This is a reprint of the FIRST FOLIO ending….
This is a reprint of the 1608 QUARTO version:
LEAR IN THE QUARTO VERSION DOES NOT BELIEVE HE SEES THE LIPS OF HIS DAUGHTER MOVE.
In fact, with his repeated ‘Never’ he drives home to himself…….
….THAT HE WILL NEVER SEE CORDELIA AGAIN!!!
As in the Folio version, this terrible truth stifles his breathing…..
…….and again he asks someone to undo his button.
He looks back to the body of his daughter…..
…..but this time he utters a terrible cry……..
…o,o,o,o….
…and faints.
Edgar goes to his aid…..
……but with an heroic effort of will, the King commands his own heart to stop beating…..

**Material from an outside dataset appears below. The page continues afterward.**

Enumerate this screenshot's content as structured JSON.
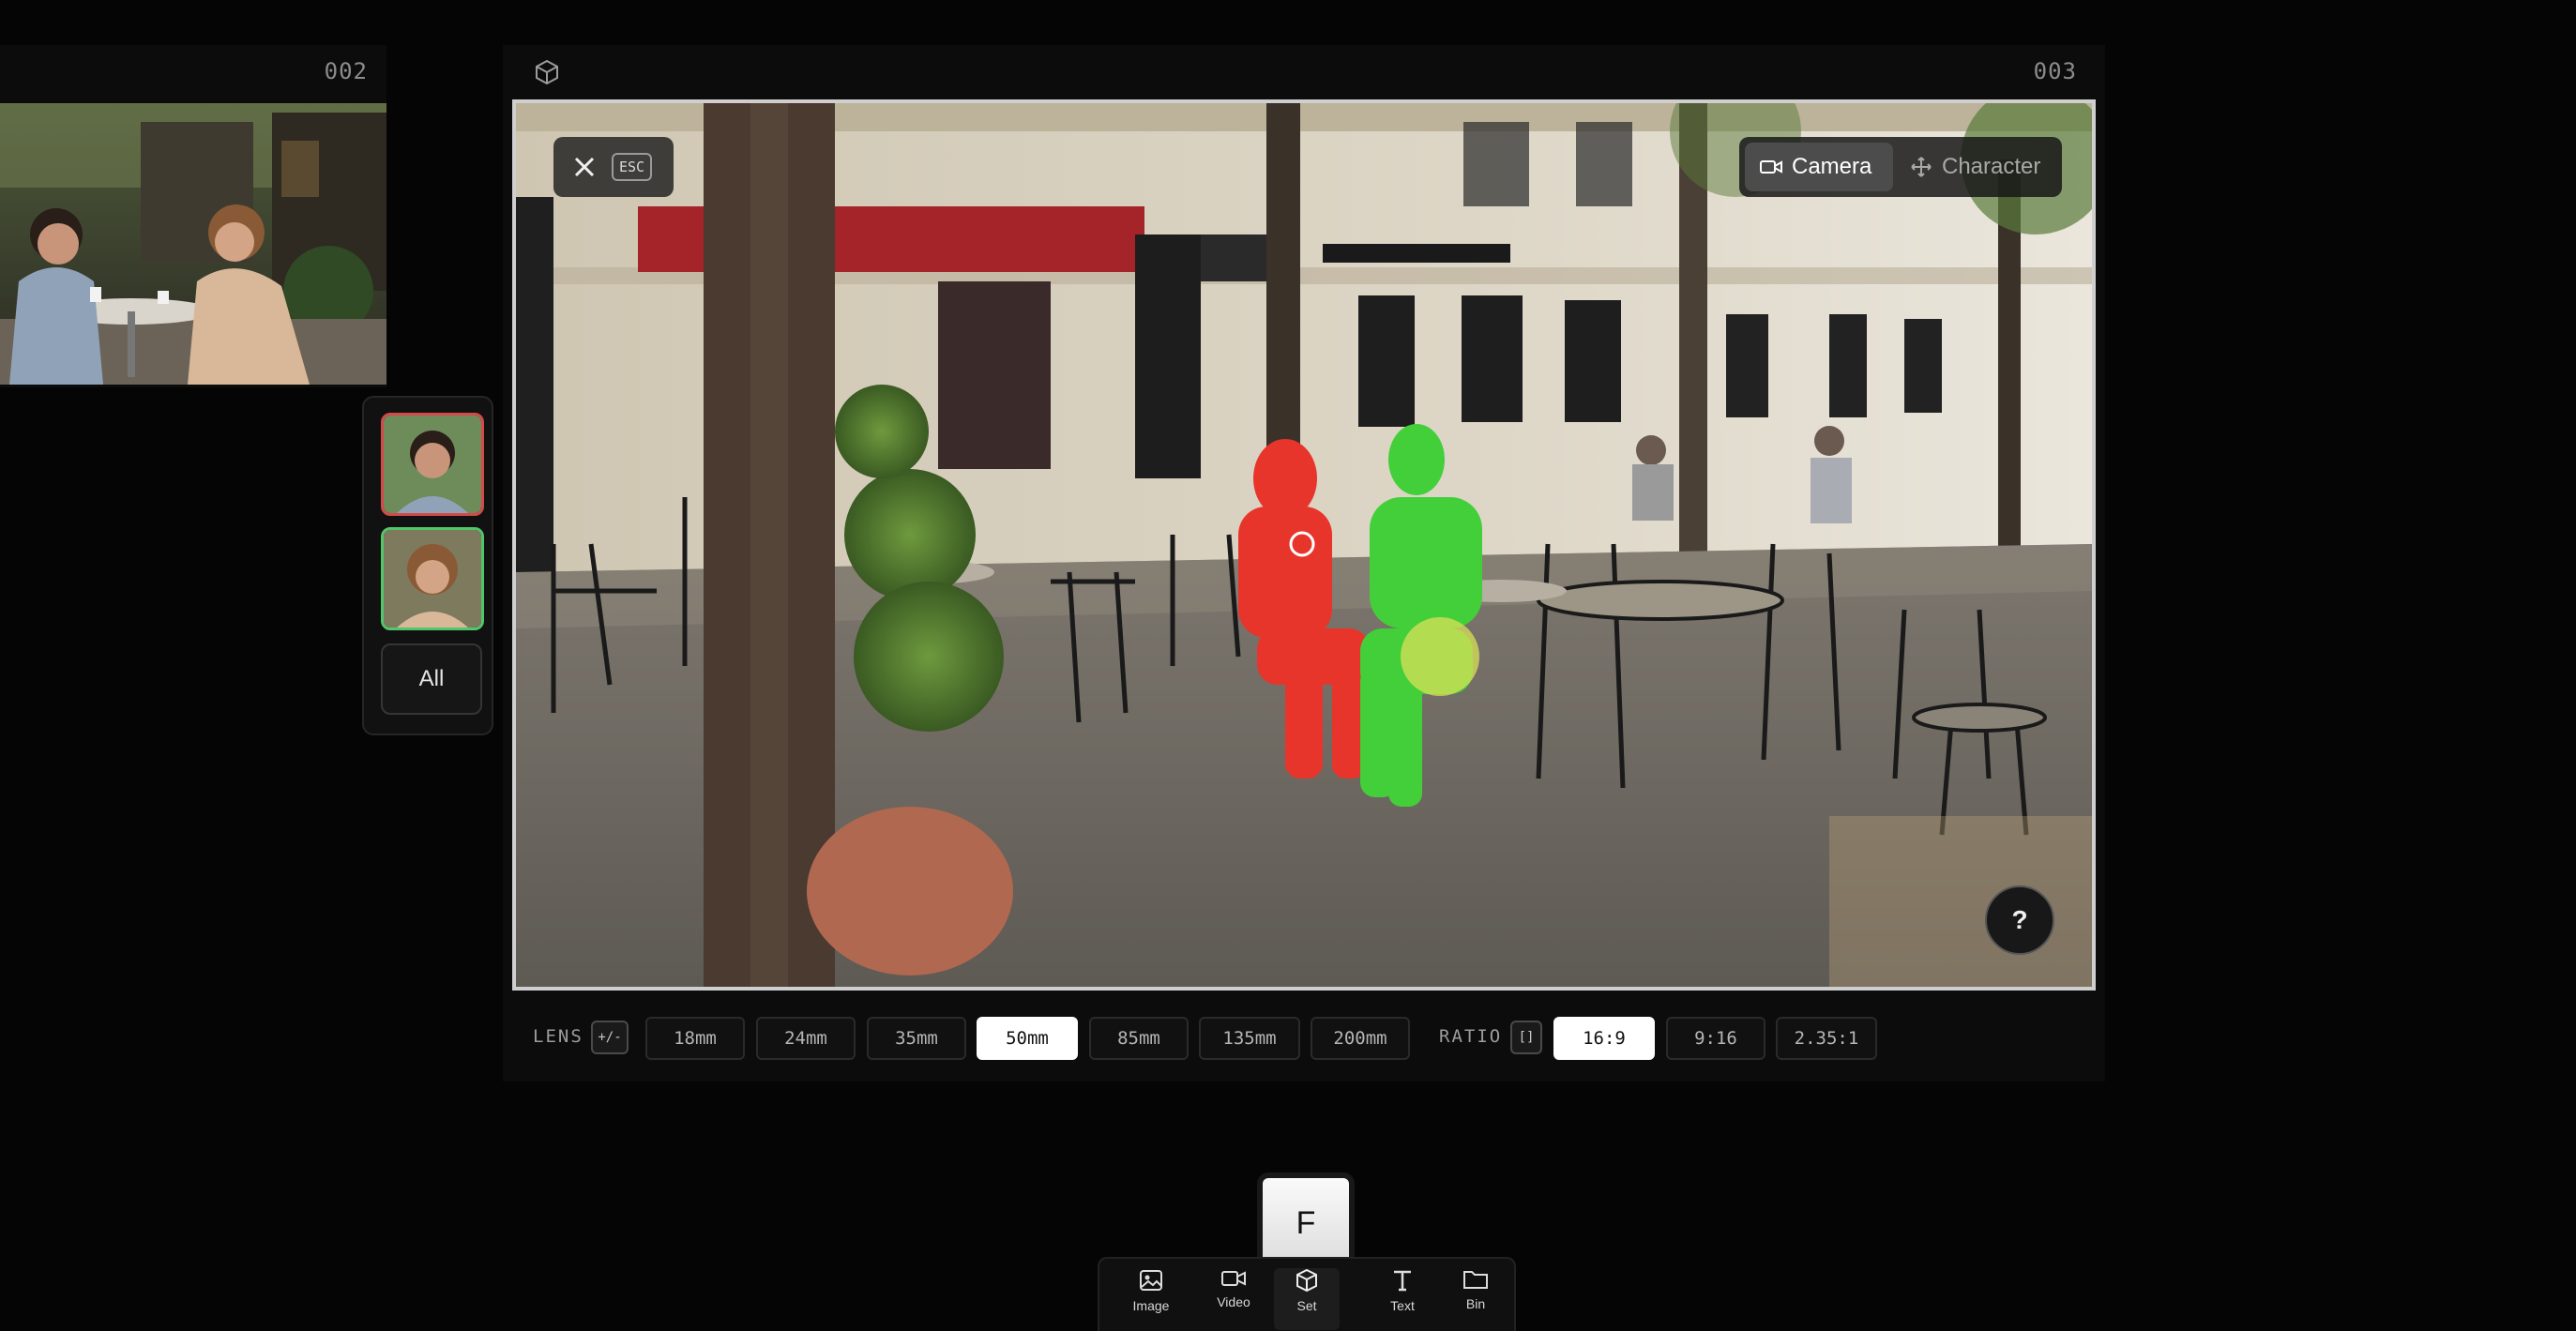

Break heart, I prithee break…..
And his heart obeys.
As in the Folio edition, the Duke of Albany offers his throne to Kent and Edgar……

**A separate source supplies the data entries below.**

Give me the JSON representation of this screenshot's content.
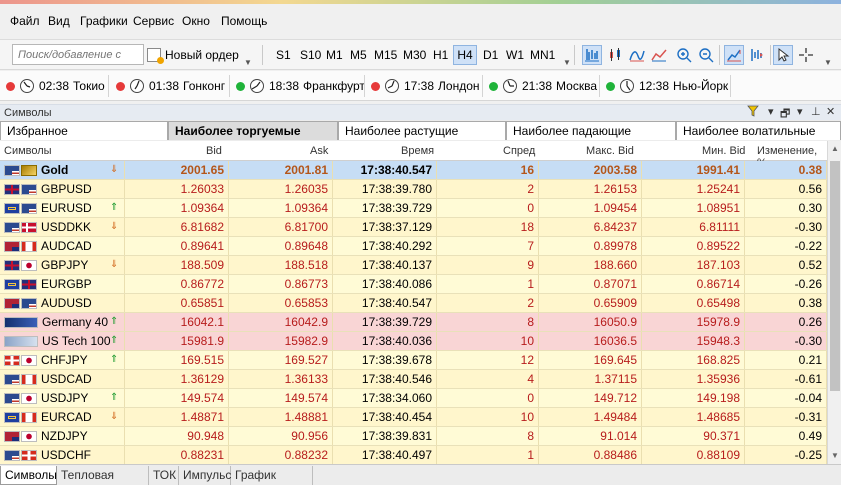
{
  "menu": [
    "Файл",
    "Вид",
    "Графики",
    "Сервис",
    "Окно",
    "Помощь"
  ],
  "toolbar": {
    "search_placeholder": "Поиск/добавление с",
    "new_order": "Новый ордер",
    "timeframes": [
      "S1",
      "S10",
      "M1",
      "M5",
      "M15",
      "M30",
      "H1",
      "H4",
      "D1",
      "W1",
      "MN1"
    ],
    "active_timeframe": "H4"
  },
  "clocks": [
    {
      "time": "02:38",
      "city": "Токио",
      "status": "red"
    },
    {
      "time": "01:38",
      "city": "Гонконг",
      "status": "red"
    },
    {
      "time": "18:38",
      "city": "Франкфурт",
      "status": "green"
    },
    {
      "time": "17:38",
      "city": "Лондон",
      "status": "red"
    },
    {
      "time": "21:38",
      "city": "Москва",
      "status": "green"
    },
    {
      "time": "12:38",
      "city": "Нью-Йорк",
      "status": "green"
    }
  ],
  "panel": {
    "title": "Символы"
  },
  "tabs": [
    "Избранное",
    "Наиболее торгуемые",
    "Наиболее растущие",
    "Наиболее падающие",
    "Наиболее волатильные"
  ],
  "active_tab": "Наиболее торгуемые",
  "columns": [
    "Символы",
    "Bid",
    "Ask",
    "Время",
    "Спред",
    "Макс. Bid",
    "Мин. Bid",
    "Изменение, %"
  ],
  "rows": [
    {
      "symbol": "Gold",
      "bid": "2001.65",
      "ask": "2001.81",
      "time": "17:38:40.547",
      "spread": "16",
      "max": "2003.58",
      "min": "1991.41",
      "change": "0.38",
      "trend": "down",
      "flag": "us-gold",
      "style": "selected"
    },
    {
      "symbol": "GBPUSD",
      "bid": "1.26033",
      "ask": "1.26035",
      "time": "17:38:39.780",
      "spread": "2",
      "max": "1.26153",
      "min": "1.25241",
      "change": "0.56",
      "trend": "",
      "flag": "gb-us",
      "style": "yellow"
    },
    {
      "symbol": "EURUSD",
      "bid": "1.09364",
      "ask": "1.09364",
      "time": "17:38:39.729",
      "spread": "0",
      "max": "1.09454",
      "min": "1.08951",
      "change": "0.30",
      "trend": "up",
      "flag": "eu-us",
      "style": "yellow"
    },
    {
      "symbol": "USDDKK",
      "bid": "6.81682",
      "ask": "6.81700",
      "time": "17:38:37.129",
      "spread": "18",
      "max": "6.84237",
      "min": "6.81111",
      "change": "-0.30",
      "trend": "down",
      "flag": "us-dk",
      "style": "yellow"
    },
    {
      "symbol": "AUDCAD",
      "bid": "0.89641",
      "ask": "0.89648",
      "time": "17:38:40.292",
      "spread": "7",
      "max": "0.89978",
      "min": "0.89522",
      "change": "-0.22",
      "trend": "",
      "flag": "au-ca",
      "style": "yellow"
    },
    {
      "symbol": "GBPJPY",
      "bid": "188.509",
      "ask": "188.518",
      "time": "17:38:40.137",
      "spread": "9",
      "max": "188.660",
      "min": "187.103",
      "change": "0.52",
      "trend": "down",
      "flag": "gb-jp",
      "style": "yellow"
    },
    {
      "symbol": "EURGBP",
      "bid": "0.86772",
      "ask": "0.86773",
      "time": "17:38:40.086",
      "spread": "1",
      "max": "0.87071",
      "min": "0.86714",
      "change": "-0.26",
      "trend": "",
      "flag": "eu-gb",
      "style": "yellow"
    },
    {
      "symbol": "AUDUSD",
      "bid": "0.65851",
      "ask": "0.65853",
      "time": "17:38:40.547",
      "spread": "2",
      "max": "0.65909",
      "min": "0.65498",
      "change": "0.38",
      "trend": "",
      "flag": "au-us",
      "style": "yellow"
    },
    {
      "symbol": "Germany 40",
      "bid": "16042.1",
      "ask": "16042.9",
      "time": "17:38:39.729",
      "spread": "8",
      "max": "16050.9",
      "min": "15978.9",
      "change": "0.26",
      "trend": "up",
      "flag": "dax",
      "style": "pink"
    },
    {
      "symbol": "US Tech 100",
      "bid": "15981.9",
      "ask": "15982.9",
      "time": "17:38:40.036",
      "spread": "10",
      "max": "16036.5",
      "min": "15948.3",
      "change": "-0.30",
      "trend": "up",
      "flag": "nasdaq",
      "style": "pink"
    },
    {
      "symbol": "CHFJPY",
      "bid": "169.515",
      "ask": "169.527",
      "time": "17:38:39.678",
      "spread": "12",
      "max": "169.645",
      "min": "168.825",
      "change": "0.21",
      "trend": "up",
      "flag": "ch-jp",
      "style": "yellow"
    },
    {
      "symbol": "USDCAD",
      "bid": "1.36129",
      "ask": "1.36133",
      "time": "17:38:40.546",
      "spread": "4",
      "max": "1.37115",
      "min": "1.35936",
      "change": "-0.61",
      "trend": "",
      "flag": "us-ca",
      "style": "yellow"
    },
    {
      "symbol": "USDJPY",
      "bid": "149.574",
      "ask": "149.574",
      "time": "17:38:34.060",
      "spread": "0",
      "max": "149.712",
      "min": "149.198",
      "change": "-0.04",
      "trend": "up",
      "flag": "us-jp",
      "style": "yellow"
    },
    {
      "symbol": "EURCAD",
      "bid": "1.48871",
      "ask": "1.48881",
      "time": "17:38:40.454",
      "spread": "10",
      "max": "1.49484",
      "min": "1.48685",
      "change": "-0.31",
      "trend": "down",
      "flag": "eu-ca",
      "style": "yellow"
    },
    {
      "symbol": "NZDJPY",
      "bid": "90.948",
      "ask": "90.956",
      "time": "17:38:39.831",
      "spread": "8",
      "max": "91.014",
      "min": "90.371",
      "change": "0.49",
      "trend": "",
      "flag": "nz-jp",
      "style": "yellow"
    },
    {
      "symbol": "USDCHF",
      "bid": "0.88231",
      "ask": "0.88232",
      "time": "17:38:40.497",
      "spread": "1",
      "max": "0.88486",
      "min": "0.88109",
      "change": "-0.25",
      "trend": "",
      "flag": "us-ch",
      "style": "yellow"
    }
  ],
  "bottom_tabs": [
    "Символы",
    "Тепловая карта",
    "ТОК",
    "Импульс",
    "График тиков"
  ],
  "active_bottom_tab": "Символы",
  "colors": {
    "row_yellow": "#fffbd6",
    "row_yellow_alt": "#fff6cc",
    "row_pink": "#f9d5d5",
    "row_selected": "#c6ddf5",
    "num_red": "#b71c1c",
    "num_orange": "#b4561a",
    "green_dot": "#1fb33a",
    "red_dot": "#e63a3a"
  }
}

But in the Quarto version, not only does Kent refuse it…..
…..EDGAR REFUSES IT AS WELL!!!
So the last speech in the play is spoken by Albany.
Left ruling a Kingdom he does not want to rule…..
….. employs for the first time the royal ‘We’…
….and rebukes himself for not speaking out against evil earlier…..
…Speak what we feel, not what we ought to say….
(What is a glimmer of hope on Edgar’s lips becomes an admission of complicity on Albany’s)
Albany, finally, comes to the same conclusion that Edgar comes to…..
……THAT THE WORLD IS SO CORRUPT IT MUST BE HURTLING TO ITS END….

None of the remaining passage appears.